Figure 7. β-lactones as BAT5 inhibitors.

A. Potency of β-lactones to inhibit 1-LG hydrolysis in lysates of hBAT5-HEK293 cells. Lysates were treated for 30 min with the inhibitors after which glycerol generated in the hydrolysis of 1-LG (25 µM final concentration) was monitored for 90 min. Inhibitor dose–response curves and IC₅₀ values derived thereof were calculated from non-linear regressions using GraphPad Prism 5.0 for Windows. The logIC₅₀ values are means ± SEM from three independent experiments. IC₅₀ values (mean) are shown in parenthesis.
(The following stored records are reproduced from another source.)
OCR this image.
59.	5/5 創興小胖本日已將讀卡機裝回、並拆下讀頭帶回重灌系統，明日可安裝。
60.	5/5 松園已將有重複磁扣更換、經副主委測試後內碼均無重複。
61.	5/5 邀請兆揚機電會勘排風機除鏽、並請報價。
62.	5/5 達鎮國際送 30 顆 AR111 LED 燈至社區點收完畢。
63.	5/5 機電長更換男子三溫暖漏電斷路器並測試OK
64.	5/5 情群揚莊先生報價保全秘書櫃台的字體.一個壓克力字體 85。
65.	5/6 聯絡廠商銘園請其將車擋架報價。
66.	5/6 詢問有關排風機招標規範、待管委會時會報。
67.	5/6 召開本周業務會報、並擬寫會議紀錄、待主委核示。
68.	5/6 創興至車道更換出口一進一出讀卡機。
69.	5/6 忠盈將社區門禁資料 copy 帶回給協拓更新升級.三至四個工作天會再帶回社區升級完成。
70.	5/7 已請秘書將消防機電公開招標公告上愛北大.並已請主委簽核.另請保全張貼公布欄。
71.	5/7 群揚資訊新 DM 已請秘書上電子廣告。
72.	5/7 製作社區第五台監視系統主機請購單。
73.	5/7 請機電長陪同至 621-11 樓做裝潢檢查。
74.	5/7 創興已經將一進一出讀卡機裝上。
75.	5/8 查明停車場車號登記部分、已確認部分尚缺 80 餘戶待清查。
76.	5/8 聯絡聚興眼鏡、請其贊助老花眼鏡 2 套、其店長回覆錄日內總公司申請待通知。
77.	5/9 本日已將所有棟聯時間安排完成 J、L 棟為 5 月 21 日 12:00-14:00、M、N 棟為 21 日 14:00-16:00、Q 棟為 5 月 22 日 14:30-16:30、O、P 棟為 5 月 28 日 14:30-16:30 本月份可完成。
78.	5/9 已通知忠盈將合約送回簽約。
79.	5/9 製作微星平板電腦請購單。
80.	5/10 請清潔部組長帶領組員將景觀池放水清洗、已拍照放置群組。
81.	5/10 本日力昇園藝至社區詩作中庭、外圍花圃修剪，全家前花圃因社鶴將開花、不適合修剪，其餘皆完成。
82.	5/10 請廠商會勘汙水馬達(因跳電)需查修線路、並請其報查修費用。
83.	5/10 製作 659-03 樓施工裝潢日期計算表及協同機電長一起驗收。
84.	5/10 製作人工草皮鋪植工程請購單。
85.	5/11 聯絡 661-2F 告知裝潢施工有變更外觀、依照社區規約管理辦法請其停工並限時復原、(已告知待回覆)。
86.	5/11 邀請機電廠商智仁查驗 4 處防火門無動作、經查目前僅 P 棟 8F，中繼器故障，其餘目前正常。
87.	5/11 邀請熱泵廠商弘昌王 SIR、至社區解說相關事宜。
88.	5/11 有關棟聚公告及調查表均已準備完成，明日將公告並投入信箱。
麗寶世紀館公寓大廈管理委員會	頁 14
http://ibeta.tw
B–C. Competitive ABPP of hBAT5-HEK293 cell lysates showing that palmostatin B inhibits probe binding to hBAT5 with the same potency (IC₅₀ ∼ 100 nM) as it blocks hBAT5-dependent 1-LG hydrolysis (A). C. Quantitative data (mean + SEM) on the effects of palmostatin B and THL on probe labeling of the hBAT5 band (black arrow in B). The data are derived from three separate ABPP experiments. D. Competitive ABPP demonstrating that the potency order of the β-lactones to inhibit probe binding to mBAT5 (palmostatin B > THL > ebelactone A << hymeglusin (inactive) is identical to that observed for hBAT5 (A). In B and D, lysates (25 µg) were pretreated for 1 h with DMSO or the indicated concentrations of the inhibitors, after which TAMRA-FP labelling was conducted for 1 hour at RT. The reaction was stopped, 5 µg protein was loaded per lane and the proteins separated in SDS-electrophoresis minigel (10%). TAMRA-FP labeling was visualized after in-gel fluorescence imaging as described in the Methods section. The image in D is representative from two ABPP experiments with similar outcome.